O voto de Jackson foi cercado de polêmica, já que o deputado estava em quarentena por ter contato recente com uma pessoa com covid – justamente o presidenciável do seu partido Gabriel Boric – a qual terminou a meia-noite desta terça. A bancada governista atuou para impedir a votação à distância, como forma de evitar que a oposição alcançasse os votos para aprovar o impeachment de Piñera.
Para que Jackson pudesse chegar a tempo de votar, o deputado Jaime Naranjo (Partido Socialista) apresentou uma exposição de cerca de 15 horas, que terminou por volta das 2h, justamente quando Jackson entrou na sala.
Já os governistas alegaram que a exposição de Naranjo foi “um circo” e “mostrou que a esquerda está mais interessada em vitórias mesquinhas e não em legislar sobre temas que realmente interessam”, como definiu o candidato presidencial Sebastián Sichel, considerado o representante do atual governo na atual disputa eleitoral.
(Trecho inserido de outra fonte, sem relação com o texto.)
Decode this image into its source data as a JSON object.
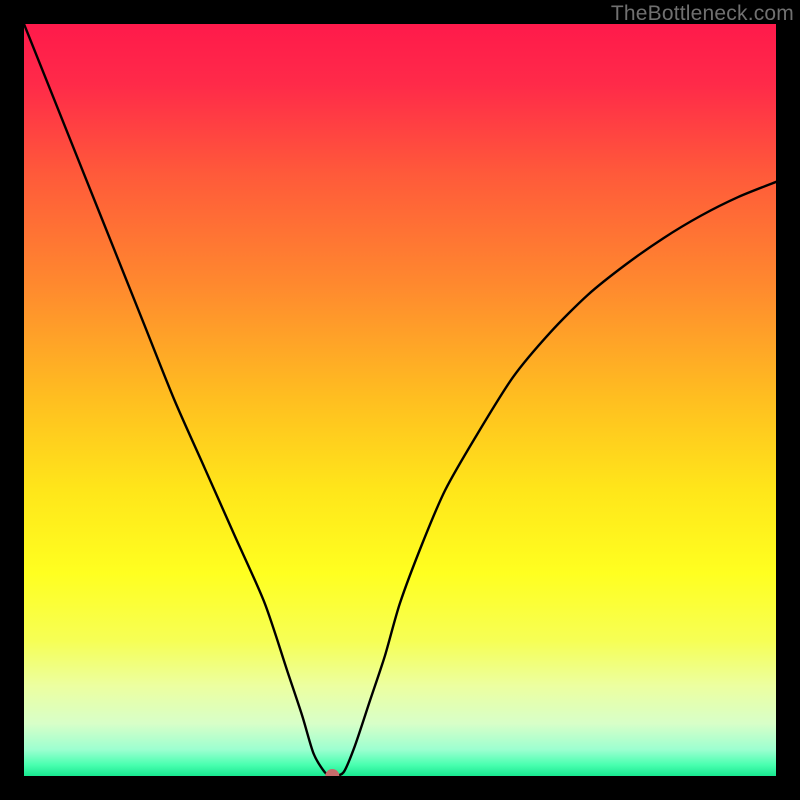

A acusação constitucional contra Piñera está baseada em um contrato de venda de ações da empresa mineradora Dominga no ano de 2010, através de contas offshore nas Ilhas Virgens Britânicas. Porém, o crime que poderia levá-lo à destituição é o de uso do cargo em favor dos seus negócios – como presidente, Piñera teria atuado politicamente para impedir que a zona onde a mineradora iria atuar fosse decretada como zona de proteção ambiental, já que, segundo uma cláusula do contrato revelado pelos Pandora Papers, esta era a condição para que se realizasse o último pagamento relativo ao negócio.